The island is so small that you can circumvent it in a speedboat in 1.5 hours, or on foot within 5-6 hours—and that includes ascending the island’s highest spot, Mount Staritsky (1,443 feet). The “photographer’s dream” attracts a lot of travelers who are ready to endure the long and tiring journey from Sakhalin Island and across the Strait of Tartary.
The journey to Moneron begins at the small port town of Nevelsk, whose flotilla of cutters provides transportation to the island. The distance from Sakhalin to Moneron’s harbor is 30 nautical miles, or about 30 miles; however, sailing against the current, the small boat can barely muster a speed of 10 knots (11.5 miles per hour). This means three hours on the rollercoaster that is the Strait of Tartary’s waters—if the weather is good, that is. The slightest hint of a storm can increase the time by 150 percent.
The view of the harbor that presents itself to those who have reached Moneron is the stuff of postcards.
The small hotel complex, tucked away between green hills on the very shore, does not spoil the feeling of pristine beauty. Cozy guesthouses can accommodate no more than 20 people at a time, as bigger tour groups will inevitably upset the island’s ecological balance.
“No wonder the flow of tourists to the island is small,” says ecological guide Natalya Kruglova. “Moneron is the first marine nature park in Russia. Last year, we had about a thousand visitors over the entire season. The figure is unlikely to increase much, because we do not want the island’s unique nature to be damaged.”

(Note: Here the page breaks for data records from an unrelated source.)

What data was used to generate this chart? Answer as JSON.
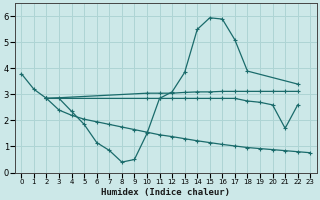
{
  "background_color": "#cce8e8",
  "grid_color": "#aed4d4",
  "line_color": "#1a6b6b",
  "xlabel": "Humidex (Indice chaleur)",
  "xlim": [
    -0.5,
    23.5
  ],
  "ylim": [
    0,
    6.5
  ],
  "yticks": [
    0,
    1,
    2,
    3,
    4,
    5,
    6
  ],
  "xticks": [
    0,
    1,
    2,
    3,
    4,
    5,
    6,
    7,
    8,
    9,
    10,
    11,
    12,
    13,
    14,
    15,
    16,
    17,
    18,
    19,
    20,
    21,
    22,
    23
  ],
  "lines": [
    {
      "x": [
        0,
        1,
        2,
        3,
        4,
        5,
        6,
        7,
        8,
        9,
        10,
        11,
        12,
        13,
        14,
        15,
        16,
        17,
        18,
        22
      ],
      "y": [
        3.8,
        3.2,
        2.85,
        2.85,
        2.35,
        1.85,
        1.15,
        0.85,
        0.4,
        0.5,
        1.5,
        2.85,
        3.1,
        3.85,
        5.5,
        5.95,
        5.9,
        5.1,
        3.9,
        3.4
      ]
    },
    {
      "x": [
        2,
        10,
        11,
        12,
        13,
        14,
        15,
        16,
        17,
        18,
        19,
        20,
        21,
        22
      ],
      "y": [
        2.85,
        3.05,
        3.05,
        3.05,
        3.08,
        3.1,
        3.1,
        3.12,
        3.12,
        3.12,
        3.12,
        3.12,
        3.12,
        3.12
      ]
    },
    {
      "x": [
        2,
        10,
        11,
        12,
        13,
        14,
        15,
        16,
        17,
        18,
        19,
        20,
        21,
        22
      ],
      "y": [
        2.85,
        2.85,
        2.85,
        2.85,
        2.85,
        2.85,
        2.85,
        2.85,
        2.85,
        2.75,
        2.7,
        2.6,
        1.7,
        2.6
      ]
    },
    {
      "x": [
        2,
        3,
        4,
        5,
        6,
        7,
        8,
        9,
        10,
        11,
        12,
        13,
        14,
        15,
        16,
        17,
        18,
        19,
        20,
        21,
        22,
        23
      ],
      "y": [
        2.85,
        2.4,
        2.2,
        2.05,
        1.95,
        1.85,
        1.75,
        1.65,
        1.55,
        1.45,
        1.38,
        1.3,
        1.22,
        1.15,
        1.08,
        1.02,
        0.96,
        0.92,
        0.88,
        0.84,
        0.8,
        0.76
      ]
    }
  ]
}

Discovered by the Japanese and the French
Moneron Island is often called mysterious. The history of this patch of land in the ocean is spotty. The island was officially recognized by the Japanese in the 17th century, when a samurai by the name of Murakami Hironori put Moneron Island on navigation maps.

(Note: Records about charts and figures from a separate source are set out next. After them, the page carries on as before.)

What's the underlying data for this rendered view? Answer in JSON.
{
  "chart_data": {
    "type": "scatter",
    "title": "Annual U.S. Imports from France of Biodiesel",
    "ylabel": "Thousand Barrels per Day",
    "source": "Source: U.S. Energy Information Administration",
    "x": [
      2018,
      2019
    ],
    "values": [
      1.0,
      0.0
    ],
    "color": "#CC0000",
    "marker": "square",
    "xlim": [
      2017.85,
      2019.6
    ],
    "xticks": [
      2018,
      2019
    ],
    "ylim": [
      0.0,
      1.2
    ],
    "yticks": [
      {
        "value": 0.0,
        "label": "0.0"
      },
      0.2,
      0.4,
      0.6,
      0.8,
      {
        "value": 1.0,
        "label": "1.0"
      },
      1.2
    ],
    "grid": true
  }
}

In the 18th century, the island was “discovered” a second time by the French, who put it on European navigation maps. The great explorer Jean-François de La Pérouse, who accomplished a round-the-world voyage in 1787, gave his name to the strait between Sakhalin and Hokkaido. When the ships of the French expedition—the Astrolabe and the Boussole—came across the desert island, Count de La Pérouse named the island after the officer who was an engineer on his expedition.
Paul Moneron was tasked with mapping the island named after him. The first authentic map of Moneron Island was made later, in 1867, by Russian hydrographers who put it on the map of the Russian Empire. The expedition was led by one K. Staritsky, after whom the highest spot was named. Moneron Island was not Russian for long.

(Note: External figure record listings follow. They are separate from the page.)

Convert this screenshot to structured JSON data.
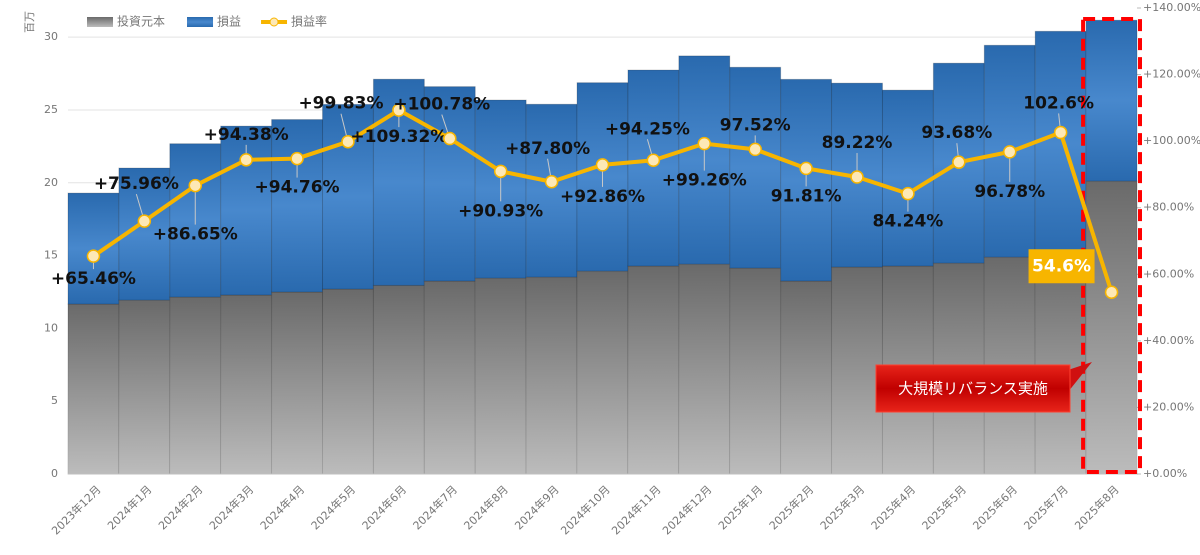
{
  "chart_data": {
    "type": "bar",
    "stacked": true,
    "ylabel": "百万",
    "categories": [
      "2023年12月",
      "2024年1月",
      "2024年2月",
      "2024年3月",
      "2024年4月",
      "2024年5月",
      "2024年6月",
      "2024年7月",
      "2024年8月",
      "2024年9月",
      "2024年10月",
      "2024年11月",
      "2024年12月",
      "2025年1月",
      "2025年2月",
      "2025年3月",
      "2025年4月",
      "2025年5月",
      "2025年6月",
      "2025年7月",
      "2025年8月"
    ],
    "series": [
      {
        "name": "投資元本",
        "type": "bar",
        "color": "#6a6a6a",
        "values": [
          11.67,
          11.94,
          12.15,
          12.29,
          12.5,
          12.7,
          12.95,
          13.25,
          13.45,
          13.52,
          13.93,
          14.28,
          14.41,
          14.14,
          13.25,
          14.21,
          14.28,
          14.48,
          14.89,
          14.96,
          20.11
        ]
      },
      {
        "name": "損益",
        "type": "bar",
        "color": "#2f78c6",
        "values": [
          7.62,
          9.07,
          10.53,
          11.6,
          11.84,
          12.68,
          14.16,
          13.35,
          12.23,
          11.87,
          12.94,
          13.46,
          14.3,
          13.79,
          13.85,
          12.63,
          12.08,
          13.73,
          14.55,
          15.44,
          11.05
        ]
      },
      {
        "name": "損益率",
        "type": "line",
        "axis": "y2",
        "color": "#f7b500",
        "values": [
          65.46,
          75.96,
          86.65,
          94.38,
          94.76,
          99.83,
          109.32,
          100.78,
          90.93,
          87.8,
          92.86,
          94.25,
          99.26,
          97.52,
          91.81,
          89.22,
          84.24,
          93.68,
          96.78,
          102.6,
          54.6
        ],
        "value_labels": [
          "+65.46%",
          "+75.96%",
          "+86.65%",
          "+94.38%",
          "+94.76%",
          "+99.83%",
          "+109.32%",
          "+100.78%",
          "+90.93%",
          "+87.80%",
          "+92.86%",
          "+94.25%",
          "+99.26%",
          "97.52%",
          "91.81%",
          "89.22%",
          "84.24%",
          "93.68%",
          "96.78%",
          "102.6%",
          "54.6%"
        ]
      }
    ],
    "ylim": [
      0,
      32
    ],
    "yticks": [
      0,
      5,
      10,
      15,
      20,
      25,
      30
    ],
    "y2lim": [
      0,
      140
    ],
    "y2ticks": [
      {
        "value": 0,
        "label": "+0.00%"
      },
      {
        "value": 20,
        "label": "+20.00%"
      },
      {
        "value": 40,
        "label": "+40.00%"
      },
      {
        "value": 60,
        "label": "+60.00%"
      },
      {
        "value": 80,
        "label": "+80.00%"
      },
      {
        "value": 100,
        "label": "+100.00%"
      },
      {
        "value": 120,
        "label": "+120.00%"
      },
      {
        "value": 140,
        "label": "+140.00%"
      }
    ],
    "grid": true,
    "legend": "upper left",
    "annotations": [
      {
        "text": "大規模リバランス実施"
      }
    ]
  }
}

After Russia’s defeat in the Russo-Japanese War, the island became a Japanese possession under the name of Kaibato. After Japan’s capitulation in 1945 and the ensuing political and geographical changes in the region that followed, it was reclaimed by Russia. Moneron Island is very close to Japan: On a clear day, you can see the Japanese Rishiri Island.
The brief and comparatively recent “Japanese period” of Moneron is as shrouded in mystery as its previous history.
The Japanese claim that only a fishing village existed there, but they left behind a radio booth, a beacon and strong concrete structures. The Japanese also laid a 25-mile telephone cable under the sea, from Sakhalin Island. There is no mention of fighting for the island in the archives concerning the Soviet military operations in the Far East in 1945, yet there are many anonymous graves on the island that bear a red star.
Be that as it may, after Moneron became part of the Sakhalin region of the Soviet Union, instead of a Japanese fishing village there appeared several Soviet ones—but fishing there was soon declared unprofitable and the island became almost deserted. Its population of border guards and beacon minders rarely exceeded six, and its status as a border zone limited visits to the island.
The first marine nature park in Russia
The fact that the border island was useless for the Soviet economy was a great boon for the island’s nature.
Hundreds of rare birds made colonies on the coastal rocks, and even local fish are not afraid of people. In the summer, the grass on Moneron island grows higher than a grown adult male. The idyllic picture is completed by a picturesque waterfall some 50 feet high.
However, Moneron’s main wealth is its marine life. The prime aim of ecologists is to preserve the marine fauna, which has some species that are not found anywhere else in Russia. There is a scientific but surprising explanation to this: The “small and lifeless” Moneron Island is the only island of the archipelago that is washed by the warm, narrow Tsusima Stream coming from the subtropical south.
This is why the incredibly clean waters of Moneron teem with abalones, sea urchins, sea cucumbers and other kinds of exotic fauna. The crystal clear waters around Moneron are an underwater photographer’s dream. You can see the bottom many feet below. The few people that have visited the place are eager to go back to Moneron.
“I have been to many places on my yacht,” says Dmitry Medvedev, an experienced diver bearing the same name as the Russian prime minister. “But I have never seen such beauty as on Moneron Island. You don’t even need a torch, because the water is so clear. There is no other place like it on the Far Eastern coast.”
Dmitry submerges with a special camera, but even those who use an ordinary camera will have plenty to photograph—eared and ringed seals, rock grottos with a natural lime color on the walls, beautiful cone-shaped mountains and artifacts from the Japanese and Soviet periods.